The Legal Services Board (LSB) has shied away from recommending a single solution which all the legal regulators should follow on indemnity insurance.
Publishing the findings of its review of restrictions on choice of insurer in the legal services market, the LSB instead called on the regulators to work more closely together on the issue, where it said “much more is possible”.
Despite the LSB’s preference for open market solutions, the review was noticeably positive about the Bar Mutual Insurance Fund (BMIF), which has been criticised by some barristers for taking advantage of its position as monopoly provider.
The LSB said “media reports indicate that some practitioners clearly find insurance via the BMIF attractive compared to alternatives”.
The review went on: “This may be one explanation why most BSB -egulated entities (who have a choice of provider) have continued to use the BMIF. For the BSB, this may be a reason why practitioners seek authorisation to practice from it, rather than another approved regulator.”
The LSB also argued that “in theory” a sole provider of indemnity insurance was in a better position to report suspected fraud by policyholders.
“For example, a sole insurer bearing cost in any event may act to remove the practitioner from the market, whereas a commercial insurer might have an incentive to try to ‘off-load’ long-term risk to a competitor at the end of the insurance policy.
“Costs of around £3.7m in 2008/09 were reported as arising due to misalignment of incentives on supplying information to the SRA about dishonest firms.”
The LSB said that regulators had “reached different conclusions” on the need for intervention in the market, and restriction on choice could be a “valid decision”, with a variety of ways in which it could be imposed.

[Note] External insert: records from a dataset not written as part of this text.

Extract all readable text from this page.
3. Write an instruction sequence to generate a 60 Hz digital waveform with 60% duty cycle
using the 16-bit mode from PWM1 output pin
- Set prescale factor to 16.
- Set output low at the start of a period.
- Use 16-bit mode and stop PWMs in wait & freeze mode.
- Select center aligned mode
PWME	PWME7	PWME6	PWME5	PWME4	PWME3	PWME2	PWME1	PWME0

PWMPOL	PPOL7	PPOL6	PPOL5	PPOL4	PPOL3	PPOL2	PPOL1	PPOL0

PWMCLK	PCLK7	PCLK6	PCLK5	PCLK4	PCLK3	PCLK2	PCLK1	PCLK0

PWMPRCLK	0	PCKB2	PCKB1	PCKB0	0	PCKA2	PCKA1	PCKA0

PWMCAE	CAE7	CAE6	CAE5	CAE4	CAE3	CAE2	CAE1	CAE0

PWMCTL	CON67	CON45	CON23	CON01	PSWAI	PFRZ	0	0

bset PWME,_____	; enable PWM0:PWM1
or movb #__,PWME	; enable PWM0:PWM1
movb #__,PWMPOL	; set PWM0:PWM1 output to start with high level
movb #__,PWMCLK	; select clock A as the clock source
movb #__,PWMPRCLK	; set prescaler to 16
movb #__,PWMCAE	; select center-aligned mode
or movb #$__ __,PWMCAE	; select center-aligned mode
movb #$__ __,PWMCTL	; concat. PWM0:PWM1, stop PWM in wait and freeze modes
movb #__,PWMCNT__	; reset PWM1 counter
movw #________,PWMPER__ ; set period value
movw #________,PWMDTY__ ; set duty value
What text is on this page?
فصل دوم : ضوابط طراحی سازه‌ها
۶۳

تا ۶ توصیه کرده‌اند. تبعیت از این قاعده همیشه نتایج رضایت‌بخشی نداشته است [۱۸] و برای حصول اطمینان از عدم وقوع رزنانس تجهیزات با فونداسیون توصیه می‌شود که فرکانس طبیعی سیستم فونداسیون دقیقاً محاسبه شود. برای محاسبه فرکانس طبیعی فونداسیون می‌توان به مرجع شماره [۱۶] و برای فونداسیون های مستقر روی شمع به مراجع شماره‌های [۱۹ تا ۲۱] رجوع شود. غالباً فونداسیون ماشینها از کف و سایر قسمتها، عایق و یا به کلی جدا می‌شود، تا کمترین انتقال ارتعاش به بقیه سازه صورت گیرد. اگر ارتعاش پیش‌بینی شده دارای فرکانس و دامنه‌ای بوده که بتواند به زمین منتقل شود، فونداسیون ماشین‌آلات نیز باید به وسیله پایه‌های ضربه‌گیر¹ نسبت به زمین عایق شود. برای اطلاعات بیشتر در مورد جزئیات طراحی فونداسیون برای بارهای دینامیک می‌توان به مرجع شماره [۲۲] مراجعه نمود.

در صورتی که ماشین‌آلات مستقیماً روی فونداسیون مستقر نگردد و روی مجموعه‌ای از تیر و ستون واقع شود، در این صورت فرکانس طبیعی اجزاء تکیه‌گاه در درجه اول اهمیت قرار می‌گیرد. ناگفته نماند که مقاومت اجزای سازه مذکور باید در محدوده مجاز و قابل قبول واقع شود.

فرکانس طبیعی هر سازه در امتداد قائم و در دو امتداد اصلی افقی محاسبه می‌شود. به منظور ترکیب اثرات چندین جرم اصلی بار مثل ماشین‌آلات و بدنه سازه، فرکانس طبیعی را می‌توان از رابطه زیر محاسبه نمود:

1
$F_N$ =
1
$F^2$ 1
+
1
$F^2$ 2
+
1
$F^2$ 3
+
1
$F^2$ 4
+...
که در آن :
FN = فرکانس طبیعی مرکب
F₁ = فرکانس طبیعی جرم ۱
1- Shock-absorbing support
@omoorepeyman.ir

The review said that any regulator with an “outlying policy” would no doubt “wish to challenge itself to determine if consistency may be appropriate or if its regulated community is so different from those of other approved regulators as to require a restriction on choice”.
The LSB went on: “The starting point for analysis should be that restrictions on choice in the form of regulatory requirements need to be justified. This means considering the need for regulatory intervention from first principles.
“This requires evidence-based decisions on whether there is a market failure that necessitates action and, if so, adopting the least burdensome response from among those possible. This applies equally to new and existing arrangements.”
Neil Buckley, chief executive of the LSB, added: “Various arguments have been made in favour of different models for delivering PII, such as an open market, the use of a master policy or the creation of a mutual fund.
“With this review we are not looking to specify the ‘right’ answer for any regulator. Instead this review seeks to provide the basis and tools for approved regulators to make evidence-based decisions in this area that reflect their duties under the Legal Services Act.”
Catherine Dixon, chief executive of the Law Society, said the society backed the SRA’s open market model for the supply of indemnity insurance, which allowed firms to choose from more than 40 providers, offering “comprehensive indemnity to solicitors, and unrivalled protection and redress for clients”.
In a dig at the SRA’s plans to rewrite the handbook and allow solicitors to work in unregulated law firms, she said this could result in solicitors providing advice to the public without indemnity insurance cover.
“We are gravely concerned because if these are accepted there will be a significantly impact on client protection and the standing of the solicitor profession, which is not in the public interest.”
She added that the regulator’s plans to waive the run-off requirements for SRA firms wanting to switch regulator “again have the potential to weaken indemnity protections resulting in clients and solicitors being put at risk.”